Что сейчас на уме у Зе Мигела, не знает никто, кроме него самого. И он чует, что удобный случай от него не уйдет. Смекалистый, ловкий и хитрый, он плетет паутину, как задумал, нить за нитью, без спешки. Лишь бы удалось смыться отсюда до четырех.
– Цену мужчины определяет машина, которую он водит. И женщина, которую он ведет, – разглагольствует доктор Вале, уже оправившийся от испуга.

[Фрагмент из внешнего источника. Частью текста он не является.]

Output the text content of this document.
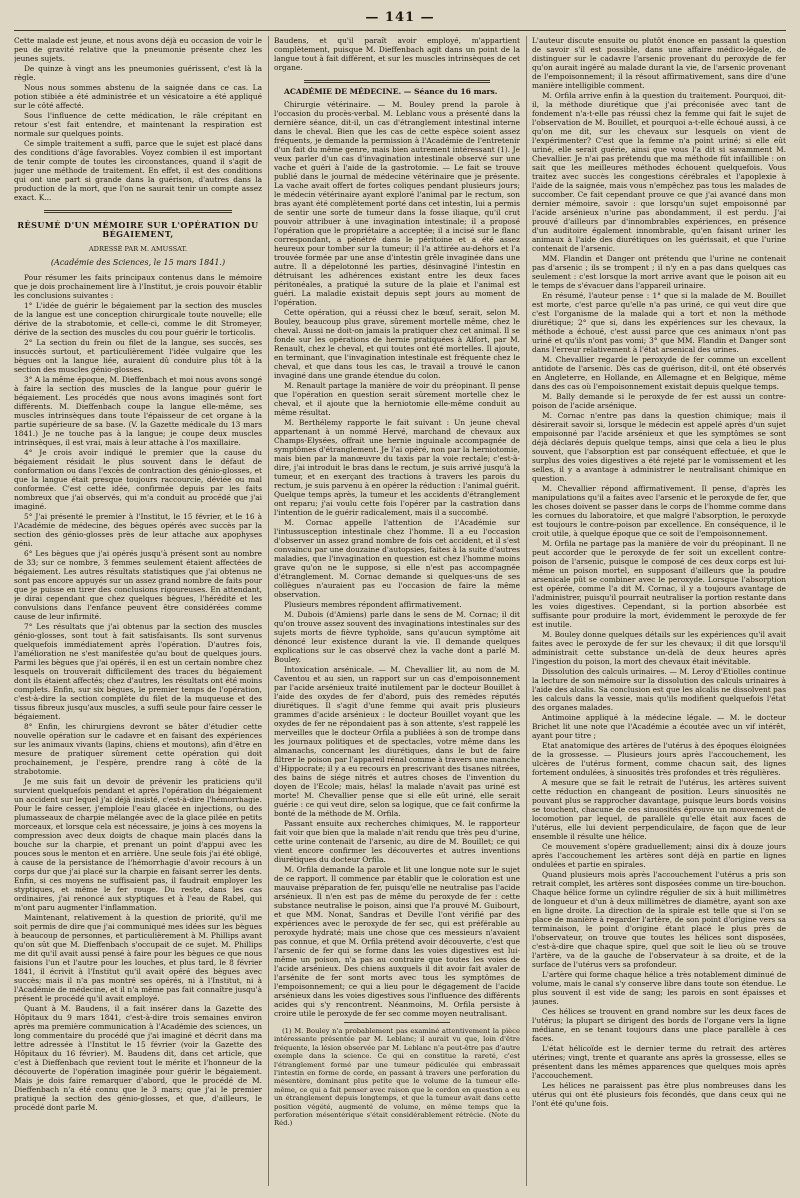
— 141 —

Cette malade est jeune, et nous avons déjà eu occasion de voir le peu de gravité relative que la pneumonie présente chez les jeunes sujets.

De quinze à vingt ans les pneumonies guérissent, c'est là la règle.

Nous nous sommes abstenu de la saignée dans ce cas. La potion stibiée a été administrée et un vésicatoire a été appliqué sur le côté affecté.

Sous l'influence de cette médication, le râle crépitant en retour s'est fait entendre, et maintenant la respiration est normale sur quelques points.

Ce simple traitement a suffi, parce que le sujet est placé dans des conditions d'âge favorables. Voyez combien il est important de tenir compte de toutes les circonstances, quand il s'agit de juger une méthode de traitement. En effet, il est des conditions qui ont une part si grande dans la guérison, d'autres dans la production de la mort, que l'on ne saurait tenir un compte assez exact. K...

RÉSUMÉ D'UN MÉMOIRE SUR L'OPÉRATION DU BÉGAIEMENT,
ADRESSÉ PAR M. AMUSSAT.
(Académie des Sciences, le 15 mars 1841.)

Pour résumer les faits principaux contenus dans le mémoire que je dois prochainement lire à l'Institut, je crois pouvoir établir les conclusions suivantes :

1° L'idée de guérir le bégaiement par la section des muscles de la langue est une conception chirurgicale toute nouvelle; elle dérive de la strabotomie, et celle-ci, comme le dit Stromeyer, dérive de la section des muscles du cou pour guérir le torticolis.

2° La section du frein ou filet de la langue, ses succès, ses insuccès surtout, et particulièrement l'idée vulgaire que les bègues ont la langue liée, auraient dû conduire plus tôt à la section des muscles génio-glosses.

3° A la même époque, M. Dieffenbach et moi nous avons songé à faire la section des muscles de la langue pour guérir le bégaiement. Les procédés que nous avons imaginés sont fort différents. M. Dieffenbach coupe la langue elle-même, ses muscles intrinsèques dans toute l'épaisseur de cet organe à la partie supérieure de sa base. (V. la Gazette médicale du 13 mars 1841.) Je ne touche pas à la langue; je coupe deux muscles intrinsèques, il est vrai, mais à leur attache à l'os maxillaire.

4° Je crois avoir indiqué le premier que la cause du bégaiement résidait le plus souvent dans le défaut de conformation ou dans l'excès de contraction des génio-glosses, et que la langue était presque toujours raccourcie, déviée ou mal conformée. C'est cette idée, confirmée depuis par les faits nombreux que j'ai observés, qui m'a conduit au procédé que j'ai imaginé.

5° J'ai présenté le premier à l'Institut, le 15 février, et le 16 à l'Académie de médecine, des bègues opérés avec succès par la section des génio-glosses près de leur attache aux apophyses géni.

6° Les bègues que j'ai opérés jusqu'à présent sont au nombre de 33; sur ce nombre, 3 femmes seulement étaient affectées de bégaiement. Les autres résultats statistiques que j'ai obtenus ne sont pas encore appuyés sur un assez grand nombre de faits pour que je puisse en tirer des conclusions rigoureuses. En attendant, je dirai cependant que chez quelques bègues, l'hérédité et les convulsions dans l'enfance peuvent être considérées comme cause de leur infirmité.

7° Les résultats que j'ai obtenus par la section des muscles génio-glosses, sont tout à fait satisfaisants. Ils sont survenus quelquefois immédiatement après l'opération. D'autres fois, l'amélioration ne s'est manifestée qu'au bout de quelques jours. Parmi les bègues que j'ai opérés, il en est un certain nombre chez lesquels on trouverait difficilement des traces du bégaiement dont ils étaient affectés; chez d'autres, les résultats ont été moins complets. Enfin, sur six bègues, le premier temps de l'opération, c'est-à-dire la section complète du filet de la muqueuse et des tissus fibreux jusqu'aux muscles, a suffi seule pour faire cesser le bégaiement.

8° Enfin, les chirurgiens devront se bâter d'étudier cette nouvelle opération sur le cadavre et en faisant des expériences sur les animaux vivants (lapins, chiens et moutons), afin d'être en mesure de pratiquer sûrement cette opération qui doit prochainement, je l'espère, prendre rang à côté de la strabotomie.

Je me suis fait un devoir de prévenir les praticiens qu'il survient quelquefois pendant et après l'opération du bégaiement un accident sur lequel j'ai déjà insisté, c'est-à-dire l'hémorrhagie. Pour le faire cesser, j'emploie l'eau glacée en injections, ou des plumasseaux de charpie mélangée avec de la glace pilée en petits morceaux, et lorsque cela est nécessaire, je joins à ces moyens la compression avec deux doigts de chaque main placés dans la bouche sur la charpie, et prenant un point d'appui avec les pouces sous le menton et en arrière. Une seule fois j'ai été obligé, à cause de la persistance de l'hémorrhagie d'avoir recours à un corps dur que j'ai placé sur la charpie en faisant serrer les dents. Enfin, si ces moyens ne suffisaient pas, il faudrait employer les styptiques, et même le fer rouge. Du reste, dans les cas ordinaires, j'ai renoncé aux styptiques et à l'eau de Rabel, qui m'ont paru augmenter l'inflammation.

Maintenant, relativement à la question de priorité, qu'il me soit permis de dire que j'ai communiqué mes idées sur les bègues à beaucoup de personnes, et particulièrement à M. Phillips avant qu'on sût que M. Dieffenbach s'occupait de ce sujet. M. Phillips me dit qu'il avait aussi pensé à faire pour les bègues ce que nous faisions l'un et l'autre pour les louches, et plus tard, le 8 février 1841, il écrivit à l'Institut qu'il avait opéré des bègues avec succès; mais il n'a pas montré ses opérés, ni à l'Institut, ni à l'Académie de médecine, et il n'a même pas fait connaître jusqu'à présent le procédé qu'il avait employé.

Quant à M. Baudens, il a fait insérer dans la Gazette des Hôpitaux du 9 mars 1841, c'est-à-dire trois semaines environ après ma première communication à l'Académie des sciences, un long commentaire du procédé que j'ai imaginé et décrit dans ma lettre adressée à l'Institut le 15 février (voir la Gazette des Hôpitaux du 16 février). M. Baudens dit, dans cet article, que c'est à Dieffenbach que revient tout le mérite et l'honneur de la découverte de l'opération imaginée pour guérir le bégaiement. Mais je dois faire remarquer d'abord, que le procédé de M. Dieffenbach n'a été connu que le 3 mars; que j'ai le premier pratiqué la section des génio-glosses, et que, d'ailleurs, le procédé dont parle M.

Baudens, et qu'il paraît avoir employé, m'appartient complètement, puisque M. Dieffenbach agit dans un point de la langue tout à fait différent, et sur les muscles intrinsèques de cet organe.

ACADÉMIE DE MÉDECINE. — Séance du 16 mars.

Chirurgie vétérinaire. — M. Bouley prend la parole à l'occasion du procès-verbal. M. Leblanc vous a présenté dans la dernière séance, dit-il, un cas d'étranglement intestinal interne dans le cheval. Bien que les cas de cette espèce soient assez fréquents, je demande la permission à l'Académie de l'entretenir d'un fait du même genre, mais bien autrement intéressant (1). Je veux parler d'un cas d'invagination intestinale observé sur une vache et guéri à l'aide de la gastrotomie. — Le fait se trouve publié dans le journal de médecine vétérinaire que je présente. La vache avait offert de fortes coliques pendant plusieurs jours; le médecin vétérinaire ayant exploré l'animal par le rectum, son bras ayant été complètement porté dans cet intestin, lui a permis de sentir une sorte de tumeur dans la fosse iliaque, qu'il crut pouvoir attribuer à une invagination intestinale; il a proposé l'opération que le propriétaire a acceptée; il a incisé sur le flanc correspondant, a pénétré dans le péritoine et a été assez heureux pour tomber sur la tumeur; il l'a attirée au-dehors et l'a trouvée formée par une anse d'intestin grêle invaginée dans une autre. Il a dépelotonné les parties, désinvaginé l'intestin en détruisant les adhérences existant entre les deux faces péritonéales, a pratiqué la suture de la plaie et l'animal est guéri. La maladie existait depuis sept jours au moment de l'opération.

Cette opération, qui a réussi chez le bœuf, serait, selon M. Bouley, beaucoup plus grave, sûrement mortelle même, chez le cheval. Aussi ne doit-on jamais la pratiquer chez cet animal. Il se fonde sur les opérations de hernie pratiquées à Alfort, par M. Renault, chez le cheval, et qui toutes ont été mortelles. Il ajoute, en terminant, que l'invagination intestinale est fréquente chez le cheval, et que dans tous les cas, le travail a trouvé le canon invaginé dans une grande étendue du colon.

M. Renault partage la manière de voir du préopinant. Il pense que l'opération en question serait sûrement mortelle chez le cheval, et il ajoute que la herniotomie elle-même conduit au même résultat.

M. Berthélemy rapporte le fait suivant : Un jeune cheval appartenant à un nommé Hervé, marchand de chevaux aux Champs-Elysées, offrait une hernie inguinale accompagnée de symptômes d'étranglement. Je l'ai opéré, non par la herniotomie, mais bien par la manœuvre du taxis par la voie rectale; c'est-à-dire, j'ai introduit le bras dans le rectum, je suis arrivé jusqu'à la tumeur, et en exerçant des tractions à travers les parois du rectum, je suis parvenu à en opérer la réduction : l'animal guérit. Quelque temps après, la tumeur et les accidents d'étranglement ont reparu; j'ai voulu cette fois l'opérer par la castration dans l'intention de le guérir radicalement, mais il a succombé.

M. Cornac appelle l'attention de l'Académie sur l'intussusception intestinale chez l'homme. Il a eu l'occasion d'observer un assez grand nombre de fois cet accident, et il s'est convaincu par une douzaine d'autopsies, faites à la suite d'autres maladies, que l'invagination en question est chez l'homme moins grave qu'on ne le suppose, si elle n'est pas accompagnée d'étranglement. M. Cornac demande si quelques-uns de ses collègues n'auraient pas eu l'occasion de faire la même observation.

Plusieurs membres répondent affirmativement.

M. Dubois (d'Amiens) parle dans le sens de M. Cornac; il dit qu'on trouve assez souvent des invaginations intestinales sur des sujets morts de fièvre typhoïde, sans qu'aucun symptôme ait dénoncé leur existence durant la vie. Il demande quelques explications sur le cas observé chez la vache dont a parlé M. Bouley.

Intoxication arsénicale. — M. Chevallier lit, au nom de M. Caventou et au sien, un rapport sur un cas d'empoisonnement par l'acide arsénieux traité inutilement par le docteur Bouillet à l'aide des oxydes de fer d'abord, puis des remèdes réputés diurétiques. Il s'agit d'une femme qui avait pris plusieurs grammes d'acide arsénieux : le docteur Bouillet voyant que les oxydes de fer ne répondaient pas à son attente, s'est rappelé les merveilles que le docteur Orfila a publiées à son de trompe dans les journaux politiques et de spectacles, votre même dans les almanachs, concernant les diurétiques, dans le but de faire filtrer le poison par l'appareil rénal comme à travers une manche d'Hippocrate; il y a eu recours en prescrivant des tisanes nitrées, des bains de siége nitrés et autres choses de l'invention du doyen de l'Ecole; mais, hélas! la malade n'avait pas uriné est morte! M. Chevallier pense que si elle eût uriné, elle serait guérie : ce qui veut dire, selon sa logique, que ce fait confirme la bonté de la méthode de M. Orfila.

Passant ensuite aux recherches chimiques, M. le rapporteur fait voir que bien que la malade n'ait rendu que très peu d'urine, cette urine contenait de l'arsenic, au dire de M. Bouillet; ce qui vient encore confirmer les découvertes et autres inventions diurétiques du docteur Orfila.

M. Orfila demande la parole et lit une longue note sur le sujet de ce rapport. Il commence par établir que le coloration est une mauvaise préparation de fer, puisqu'elle ne neutralise pas l'acide arsénieux. Il n'en est pas de même du peroxyde de fer : cette substance neutralise le poison, ainsi que l'a prouvé M. Guibourt, et que MM. Nonat, Sandras et Deville l'ont vérifié par des expériences avec le peroxyde de fer sec, qui est préférable au peroxyde hydraté; mais une chose que ces messieurs n'avaient pas connue, et que M. Orfila prétend avoir découverte, c'est que l'arsenic de fer qui se forme dans les voies digestives est lui-même un poison, n'a pas au contraire que toutes les voies de l'acide arsénieux. Des chiens auxquels il dit avoir fait avaler de l'arsénite de fer sont morts avec tous les symptômes de l'empoisonnement; ce qui a lieu pour le dégagement de l'acide arsénieux dans les voies digestives sous l'influence des différents acides qui s'y rencontrent. Néanmoins, M. Orfila persiste à croire utile le peroxyde de fer sec comme moyen neutralisant.

(1) M. Bouley n'a probablement pas examiné attentivement la pièce intéressante présentée par M. Leblanc; il aurait vu que, loin d'être fréquente, la lésion observée par M. Leblanc n'a peut-être pas d'autre exemple dans la science. Ce qui en constitue la rareté, c'est l'étranglement formé par une tumeur pédiculée qui embrassait l'intestin en forme de corde, en passant à travers une perforation du mésentère, dominant plus petite que le volume de la tumeur elle-même, ce qui a fait penser avec raison que le cordon en question a eu un étranglement depuis longtemps, et que la tumeur avait dans cette position végété, augmenté de volume, en même temps que la perforation mésentérique s'était considérablement rétrécie. (Note du Réd.)

L'auteur discute ensuite ou plutôt énonce en passant la question de savoir s'il est possible, dans une affaire médico-légale, de distinguer sur le cadavre l'arsenic provenant du peroxyde de fer qu'on aurait ingéré au malade durant la vie, de l'arsenic provenant de l'empoisonnement; il la résout affirmativement, sans dire d'une manière intelligible comment.

M. Orfila arrive enfin à la question du traitement. Pourquoi, dit-il, la méthode diurétique que j'ai préconisée avec tant de fondement n'a-t-elle pas réussi chez la femme qui fait le sujet de l'observation de M. Bouillet, et pourquoi a-t-elle échoué aussi, à ce qu'on me dit, sur les chevaux sur lesquels on vient de l'expérimenter? C'est que la femme n'a point uriné; si elle eût uriné, elle serait guérie, ainsi que vous l'a dit si savamment M. Chevallier. Je n'ai pas prétendu que ma méthode fût infaillible : on sait que les meilleures méthodes échouent quelquefois. Vous traitez avec succès les congestions cérébrales et l'apoplexie à l'aide de la saignée, mais vous n'empêchez pas tous les malades de succomber. Ce fait cependant prouve ce que j'ai avancé dans mon dernier mémoire, savoir : que lorsqu'un sujet empoisonné par l'acide arsénieux n'urine pas abondamment, il est perdu. J'ai prouvé d'ailleurs par d'innombrables expériences, en présence d'un auditoire également innombrable, qu'en faisant uriner les animaux à l'aide des diurétiques on les guérissait, et que l'urine contenait de l'arsenic.

MM. Flandin et Danger ont prétendu que l'urine ne contenait pas d'arsenic ; ils se trompent ; il n'y en a pas dans quelques cas seulement : c'est lorsque la mort arrive avant que le poison ait eu le temps de s'évacuer dans l'appareil urinaire.

En résumé, l'auteur pense : 1° que si la malade de M. Bouillet est morte, c'est parce qu'elle n'a pas uriné, ce qui veut dire que c'est l'organisme de la malade qui a tort et non la méthode diurétique; 2° que si, dans les expériences sur les chevaux, la méthode a échoué, c'est aussi parce que ces animaux n'ont pas uriné et qu'ils n'ont pas vomi; 3° que MM. Flandin et Danger sont dans l'erreur relativement à l'état arsenical des urines.

M. Chevallier regarde le peroxyde de fer comme un excellent antidote de l'arsenic. Dès cas de guérison, dit-il, ont été observés en Angleterre, en Hollande, en Allemagne et en Belgique, même dans des cas où l'empoisonnement existait depuis quelque temps.

M. Bally demande si le peroxyde de fer est aussi un contre-poison de l'acide arsénique.

M. Cornac n'entre pas dans la question chimique; mais il désirerait savoir si, lorsque le médecin est appelé après d'un sujet empoisonné par l'acide arsénieux et que les symptômes se sont déjà déclarés depuis quelque temps, ainsi que cela a lieu le plus souvent, que l'absorption est par conséquent effectuée, et que le surplus des voies digestives a été rejeté par le vomissement et les selles, il y a avantage à administrer le neutralisant chimique en question.

M. Chevallier répond affirmativement. Il pense, d'après les manipulations qu'il a faites avec l'arsenic et le peroxyde de fer, que les choses doivent se passer dans le corps de l'homme comme dans les cornues du laboratoire, et que malgré l'absorption, le peroxyde est toujours le contre-poison par excellence. En conséquence, il le croit utile, à quelque époque que ce soit de l'empoisonnement.

M. Orfila ne partage pas la manière de voir du préopinant. Il ne peut accorder que le peroxyde de fer soit un excellent contre-poison de l'arsenic, puisque le composé de ces deux corps est lui-même un poison mortel, en supposant d'ailleurs que la poudre arsenicale pût se combiner avec le peroxyde. Lorsque l'absorption est opérée, comme l'a dit M. Cornac, il y a toujours avantage de l'administrer, puisqu'il pourrait neutraliser la portion restante dans les voies digestives. Cependant, si la portion absorbée est suffisante pour produire la mort, évidemment le peroxyde de fer est inutile.

M. Bouley donne quelques détails sur les expériences qu'il avait faites avec le peroxyde de fer sur les chevaux; il dit que lorsqu'il administrait cette substance un-delà de deux heures après l'ingestion du poison, la mort des chevaux était inévitable.

Dissolution des calculs urinaires. — M. Leroy d'Etiolles continue la lecture de son mémoire sur la dissolution des calculs urinaires à l'aide des alcalis. Sa conclusion est que les alcalis ne dissolvent pas les calculs dans la vessie, mais qu'ils modifient quelquefois l'état des organes malades.

Antimoine appliqué à la médecine légale. — M. le docteur Brichet lit une note que l'Académie a écoutée avec un vif intérêt, ayant pour titre ;

Etat anatomique des artères de l'utérus à des époques éloignées de la grossesse. — Plusieurs jours après l'accouchement, les ulcères de l'utérus forment, comme chacun sait, des lignes fortement ondulées, à sinuosités très profondes et très régulières.

A mesure que se fait le retrait de l'utérus, les artères suivent cette réduction en changeant de position. Leurs sinuosités ne pouvant plus se rapprocher davantage, puisque leurs bords voisins se touchent, chacune de ces sinuosités éprouve un mouvement de locomotion par lequel, de parallèle qu'elle était aux faces de l'utérus, elle lui devient perpendiculaire, de façon que de leur ensemble il résulte une hélice.

Ce mouvement s'opère graduellement; ainsi dix à douze jours après l'accouchement les artères sont déjà en partie en lignes ondulées et partie en spirales.

Quand plusieurs mois après l'accouchement l'utérus a pris son retrait complet, les artères sont disposées comme un tire-bouchon. Chaque hélice forme un cylindre régulier de six à huit millimètres de longueur et d'un à deux millimètres de diamètre, ayant son axe en ligne droite. La direction de la spirale est telle que si l'on se place de manière à regarder l'artère, de son point d'origine vers sa terminaison, le point d'origine étant placé le plus près de l'observateur, on trouve que toutes les hélices sont disposées, c'est-à-dire que chaque spire, quel que soit le lieu où se trouve l'artère, va de la gauche de l'observateur à sa droite, et de la surface de l'utérus vers sa profondeur.

L'artère qui forme chaque hélice a très notablement diminué de volume, mais le canal s'y conserve libre dans toute son étendue. Le plus souvent il est vide de sang; les parois en sont épaisses et jaunes.

Ces hélices se trouvent en grand nombre sur les deux faces de l'utérus; la plupart se dirigent des bords de l'organe vers la ligne médiane, en se tenant toujours dans une place parallèle à ces faces.

L'état hélicoïde est le dernier terme du retrait des artères utérines; vingt, trente et quarante ans après la grossesse, elles se présentent dans les mêmes apparences que quelques mois après l'accouchement.

Les hélices ne paraissent pas être plus nombreuses dans les utérus qui ont été plusieurs fois fécondés, que dans ceux qui ne l'ont été qu'une fois.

– Но вы боитесь женщин и машин, доктор.
– Не говорите так, Зе Мигел.
– Вот наш доктор и обиделся. А вы потерпите: никогда не видел я вас ни в приличной машине, ни со стоящей женщиной. Когда машина попадает к вам в руки, она теряет класс, вы их боитесь, сеньор. А что касается женщин, тут мы с вами понимаем друг друга…
Остальные смеются. Больше над растерянной и напряженной миной адвоката, чем над шуточками Зе Мигела, который рад его унизить. Курит себе сигару и пускает клубы дыма прямо в возмущенную физиономию своего транзистора, как называл он обычно в кругу своих Каскильо до Вале.
– Вы же сами попросили меня как-то раз, чтобы я образумил одну вашу красотку…
– Потому что она совсем спятила, а я не люблю осложнений. В отличие от вас.
– Вот-вот: вы сами все осложняете, а затем спасаетесь бегством, сеньор. Вы, сеньор, из тех людей, которые готовы бычка дразнить, если будут уверены, что в ответ бычок им только брюхо полижет.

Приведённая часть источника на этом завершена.